A number of acquisition organizations have been folded into the Space Force. That includes the Space and Missile Systems Center, which acquires and develops military space systems. The organization’s portfolio includes space launch, global positioning, military space vehicle communications, defense meteorological space vehicles, range systems, space vehicle control networks, space-based infrared systems and space situational awareness capabilities. The Space Rapid Capabilities Office has also been integrated.
The Space Development Agency, which resides under the office of the undersecretary for research and engineering, is slated to be integrated into the service by October 2022.
However, officials are in disagreement on whether that should be accelerated or delayed.
Another key concern for the service is the training and development of the next generation of space warfighters. “In some ways that’s the most exciting one for us to work with,” Shaw said.
Even before the Space Force was stood up, the Pentagon was thinking hard about how to better train space professionals, he said. For example, last fall officials revamped a course for undergraduate space training for both officers and enlisted servicemembers at Vandenberg Air Force Base, California, that nearly doubled its length and added in new classification levels that were not present before.
“It may already be a little behind where we need to be with a Space Force and where we’ve come in just a really short time,” he said. “We’ll be looking really hard at how we get ahead of that and how we continue to evolve training … as well as continued development training throughout the career of a member of the Space Force.”
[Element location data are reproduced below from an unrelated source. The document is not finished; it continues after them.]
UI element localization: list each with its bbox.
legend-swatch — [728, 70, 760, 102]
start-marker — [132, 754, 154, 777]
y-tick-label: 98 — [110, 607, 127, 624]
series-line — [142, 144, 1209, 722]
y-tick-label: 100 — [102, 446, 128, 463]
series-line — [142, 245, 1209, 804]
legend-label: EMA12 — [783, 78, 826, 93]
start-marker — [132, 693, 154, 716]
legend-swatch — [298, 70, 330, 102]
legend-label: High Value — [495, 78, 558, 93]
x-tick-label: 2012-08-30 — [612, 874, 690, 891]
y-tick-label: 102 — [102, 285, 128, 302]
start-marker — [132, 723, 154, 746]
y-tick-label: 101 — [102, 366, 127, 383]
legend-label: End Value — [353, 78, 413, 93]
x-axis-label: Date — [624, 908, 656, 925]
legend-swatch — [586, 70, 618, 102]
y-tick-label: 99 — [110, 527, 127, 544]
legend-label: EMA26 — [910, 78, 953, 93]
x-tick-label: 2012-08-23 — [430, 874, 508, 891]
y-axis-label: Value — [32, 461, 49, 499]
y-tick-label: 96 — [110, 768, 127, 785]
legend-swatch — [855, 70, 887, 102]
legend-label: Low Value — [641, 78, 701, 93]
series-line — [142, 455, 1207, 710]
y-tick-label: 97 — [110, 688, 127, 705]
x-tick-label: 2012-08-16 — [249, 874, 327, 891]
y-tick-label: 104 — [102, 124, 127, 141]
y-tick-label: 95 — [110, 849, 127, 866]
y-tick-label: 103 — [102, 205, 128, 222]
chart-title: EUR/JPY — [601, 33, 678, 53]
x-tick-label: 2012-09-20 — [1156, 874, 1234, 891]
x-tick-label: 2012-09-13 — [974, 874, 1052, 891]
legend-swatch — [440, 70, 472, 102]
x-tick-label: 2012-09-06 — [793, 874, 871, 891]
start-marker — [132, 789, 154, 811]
A major training event known as Space Flag was canceled in April due to the ongoing COVID-19 pandemic, Shaw noted.
There is “some truly good thinking that goes on in those Space Flags,” he said. “We missed that opportunity. I hope we can get that in the future.”
Meanwhile, the service is hoping it will be able to move forward with another event known as the Schriever Wargame, which takes place in the fall, Shaw said.
Other details still needing to be fleshed out for the service are whether or not there will be a Space National Guard similar to the force components that the Army and Air Force have. In the Senate Armed Service Committee’s version of the 2021 NDAA, legislators called for the establishment of a Space Force reserve component but delayed the creation of a Space National Guard until the completion of a study on the issue.
Lt. Gen. L. Scott Rice, the director of the Air National Guard, said he believes there will one day be a Space National Guard.
“It will take time,” he noted during a virtual event hosted by the Mitchell Institute for Aerospace Studies. Rice said he currently has between 1,300 to 1,400 Guardsmen conducting space operations.